The broken, bleeding form of Dave on the floor vanished. In his place, a god stood up. The air in the chamber grew heavy, the very laws of physics seeming to bend around him. He didn't look angry. He didn't look powerful. He looked… bored.
He glanced at the Obsidian Tortoise, which was rearing back for another attack. He raised a single, languid finger.
"Cease," he said.
The golem froze. The red light in its eyes flickered and died. The raw, chaotic magic that animated it was simply… unwritten. It stood for a moment, a perfect statue, and then collapsed into a silent, unmoving pile of rubble.
70% Dave didn't even spare it a second glance. He was already moving, appearing beside the tent in an instant of displaced space. He knelt, his movements impossibly gentle. He looked at the princess, whose shield had just fallen, her face a mask of shocked disbelief.

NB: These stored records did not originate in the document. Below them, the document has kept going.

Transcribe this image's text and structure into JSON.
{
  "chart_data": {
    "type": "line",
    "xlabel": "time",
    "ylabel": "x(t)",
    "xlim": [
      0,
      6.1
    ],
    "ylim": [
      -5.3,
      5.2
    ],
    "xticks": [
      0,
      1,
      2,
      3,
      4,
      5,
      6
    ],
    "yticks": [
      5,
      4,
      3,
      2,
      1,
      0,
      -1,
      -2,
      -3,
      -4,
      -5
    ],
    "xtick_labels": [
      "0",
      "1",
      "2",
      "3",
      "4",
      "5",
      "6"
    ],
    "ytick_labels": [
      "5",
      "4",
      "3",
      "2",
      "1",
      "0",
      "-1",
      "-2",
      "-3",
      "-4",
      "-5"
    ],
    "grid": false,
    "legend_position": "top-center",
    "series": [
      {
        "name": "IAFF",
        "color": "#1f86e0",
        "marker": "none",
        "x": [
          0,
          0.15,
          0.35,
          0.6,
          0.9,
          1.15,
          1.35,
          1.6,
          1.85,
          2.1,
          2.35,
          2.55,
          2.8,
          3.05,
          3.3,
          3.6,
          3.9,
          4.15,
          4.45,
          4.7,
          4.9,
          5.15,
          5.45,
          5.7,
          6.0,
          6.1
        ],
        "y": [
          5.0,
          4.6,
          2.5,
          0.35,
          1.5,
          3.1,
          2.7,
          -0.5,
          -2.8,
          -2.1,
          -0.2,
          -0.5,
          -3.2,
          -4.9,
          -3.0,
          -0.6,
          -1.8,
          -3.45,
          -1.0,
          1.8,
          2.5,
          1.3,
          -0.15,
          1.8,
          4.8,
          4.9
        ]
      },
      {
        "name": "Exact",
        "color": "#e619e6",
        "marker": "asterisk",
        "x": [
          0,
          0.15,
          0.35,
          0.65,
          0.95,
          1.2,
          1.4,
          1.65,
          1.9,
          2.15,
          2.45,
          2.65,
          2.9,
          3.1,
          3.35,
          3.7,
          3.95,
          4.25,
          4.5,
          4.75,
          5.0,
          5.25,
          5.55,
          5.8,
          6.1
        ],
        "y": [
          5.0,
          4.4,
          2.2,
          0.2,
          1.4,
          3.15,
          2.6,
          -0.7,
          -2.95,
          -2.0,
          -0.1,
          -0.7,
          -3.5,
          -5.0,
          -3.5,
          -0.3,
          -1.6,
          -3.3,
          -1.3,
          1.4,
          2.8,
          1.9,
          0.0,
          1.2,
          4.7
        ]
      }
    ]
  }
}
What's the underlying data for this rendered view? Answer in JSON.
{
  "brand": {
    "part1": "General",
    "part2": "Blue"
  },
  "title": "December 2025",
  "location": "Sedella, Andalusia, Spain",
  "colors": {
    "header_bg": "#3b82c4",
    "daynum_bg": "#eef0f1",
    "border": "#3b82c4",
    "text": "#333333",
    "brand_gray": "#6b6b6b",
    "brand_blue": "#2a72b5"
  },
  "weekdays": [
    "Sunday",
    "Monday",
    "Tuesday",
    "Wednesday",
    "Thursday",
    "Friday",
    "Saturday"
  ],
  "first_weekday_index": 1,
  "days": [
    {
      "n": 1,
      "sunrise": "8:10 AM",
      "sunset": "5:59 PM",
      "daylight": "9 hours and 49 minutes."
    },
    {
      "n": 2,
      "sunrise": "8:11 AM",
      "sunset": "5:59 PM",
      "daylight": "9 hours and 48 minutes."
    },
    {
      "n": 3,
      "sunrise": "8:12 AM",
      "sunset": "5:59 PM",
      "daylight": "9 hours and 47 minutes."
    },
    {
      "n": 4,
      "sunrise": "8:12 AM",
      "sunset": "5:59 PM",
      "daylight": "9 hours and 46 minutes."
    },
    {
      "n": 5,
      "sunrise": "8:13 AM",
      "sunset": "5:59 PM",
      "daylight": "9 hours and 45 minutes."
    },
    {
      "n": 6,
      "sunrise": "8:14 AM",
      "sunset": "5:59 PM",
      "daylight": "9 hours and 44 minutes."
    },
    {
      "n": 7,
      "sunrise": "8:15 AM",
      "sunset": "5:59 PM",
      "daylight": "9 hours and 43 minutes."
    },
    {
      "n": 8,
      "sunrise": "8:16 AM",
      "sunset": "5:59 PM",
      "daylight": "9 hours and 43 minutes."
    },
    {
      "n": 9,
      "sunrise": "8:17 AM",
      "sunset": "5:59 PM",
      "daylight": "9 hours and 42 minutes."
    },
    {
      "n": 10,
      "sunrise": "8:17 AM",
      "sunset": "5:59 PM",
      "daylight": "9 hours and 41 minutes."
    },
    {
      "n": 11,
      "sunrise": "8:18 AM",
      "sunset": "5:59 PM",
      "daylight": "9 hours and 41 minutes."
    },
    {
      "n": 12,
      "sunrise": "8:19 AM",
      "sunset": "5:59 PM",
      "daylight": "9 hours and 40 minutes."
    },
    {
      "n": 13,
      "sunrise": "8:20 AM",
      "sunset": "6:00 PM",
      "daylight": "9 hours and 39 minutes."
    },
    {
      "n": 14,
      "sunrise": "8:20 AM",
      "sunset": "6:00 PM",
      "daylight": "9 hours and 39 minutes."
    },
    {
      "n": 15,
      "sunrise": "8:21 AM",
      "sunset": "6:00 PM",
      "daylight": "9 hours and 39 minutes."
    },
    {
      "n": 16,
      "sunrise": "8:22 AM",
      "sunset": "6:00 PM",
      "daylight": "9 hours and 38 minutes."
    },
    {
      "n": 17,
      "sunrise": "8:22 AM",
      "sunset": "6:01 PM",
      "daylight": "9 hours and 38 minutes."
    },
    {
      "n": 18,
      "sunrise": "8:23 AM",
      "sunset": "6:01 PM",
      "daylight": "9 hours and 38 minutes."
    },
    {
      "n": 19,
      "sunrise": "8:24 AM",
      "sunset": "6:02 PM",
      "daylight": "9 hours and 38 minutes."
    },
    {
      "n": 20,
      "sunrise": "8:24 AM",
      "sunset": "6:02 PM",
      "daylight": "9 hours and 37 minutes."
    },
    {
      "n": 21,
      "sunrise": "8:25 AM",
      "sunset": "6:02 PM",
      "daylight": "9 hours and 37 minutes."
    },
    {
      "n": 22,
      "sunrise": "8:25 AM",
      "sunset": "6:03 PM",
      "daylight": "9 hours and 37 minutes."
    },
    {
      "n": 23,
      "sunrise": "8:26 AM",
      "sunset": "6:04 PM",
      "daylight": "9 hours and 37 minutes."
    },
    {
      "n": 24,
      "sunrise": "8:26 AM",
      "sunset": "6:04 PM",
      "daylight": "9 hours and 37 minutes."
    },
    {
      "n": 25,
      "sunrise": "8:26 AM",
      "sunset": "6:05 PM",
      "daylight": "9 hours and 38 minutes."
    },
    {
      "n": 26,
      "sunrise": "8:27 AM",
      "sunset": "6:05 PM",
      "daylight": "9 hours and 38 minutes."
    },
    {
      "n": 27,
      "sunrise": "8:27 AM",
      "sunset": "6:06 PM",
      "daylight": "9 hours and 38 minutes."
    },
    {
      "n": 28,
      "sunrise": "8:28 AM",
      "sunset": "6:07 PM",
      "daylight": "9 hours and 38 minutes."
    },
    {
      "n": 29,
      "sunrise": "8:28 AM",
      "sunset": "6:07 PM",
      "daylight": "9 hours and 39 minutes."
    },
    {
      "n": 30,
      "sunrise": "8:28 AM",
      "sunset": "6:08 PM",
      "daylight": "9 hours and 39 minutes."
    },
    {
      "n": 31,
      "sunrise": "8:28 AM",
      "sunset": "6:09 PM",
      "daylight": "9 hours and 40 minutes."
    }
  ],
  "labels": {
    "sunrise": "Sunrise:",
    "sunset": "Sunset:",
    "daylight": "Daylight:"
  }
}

With a touch, a faint shimmer of golden light flowed from his hand into hers, healing her exhaustion, mending her torn robes.
Then, his gaze fell upon the tiny, broken form of Liz.
[WARNING: GENETIC MODIFICATION OF HOST DETECTED.]
[WARNING: BIOLOGY AND BLOODLINE ARE BEING FORCIBLY ALTERED.]
He reached out, his finger glowing with a terrifying, creative light. He didn't just heal her. He optimized her.
He is rewriting her source code, my thought was a whisper of pure, terrified awe.
Her tiny skink body began to stretch and grow. Her bones popped and reformed. Her scales shimmered, hardening, turning a deeper, more vibrant shade of grey. In seconds, she was no longer a tiny lizard. She was the size of a large crocodile, a powerful, draconic creature of muscle and scale.
And then, in a final, twisted act of fate, she began to grow two extra heads. One on each side of her main one. One of them took a breath and let out a plume of brilliant, white-hot fire. The other exhaled a cloud of glittering, frost-rimmed ice.
The three-headed hydra looked at its new form, its three minds sharing a single, stunned thought. The heads… they were always there.
The great timer above the Altar hit zero. The golden barrier around the Yin and Yang Pills dissolved. The trial was over.
And then, the backlash hit. Dave’s body convulsed. The divine, 70% presence vanished. He collapsed to the floor, not just unconscious, but utterly spent, his life force drained to a critical level.
Liz, her new, colossal form shrinking back down—not to a skink, but to a smaller, sleeker, more powerful reptilian shape that was still twice her original size, and thankfully with only one head—rushed to his side. The princess was already there, her face pale with worry.
My own systems were a storm of conflicting data. Liz was alive. She was… improved. I ran a new scan, and my processors stalled. Her species designation had changed. It was no longer Skink (Common). It now read Hydra-Kin (Latent, 5%).
He had done it. He had taken her draconic delusion and, through a sheer, terrifying act of will, had begun to rewrite her very biology to make it a reality.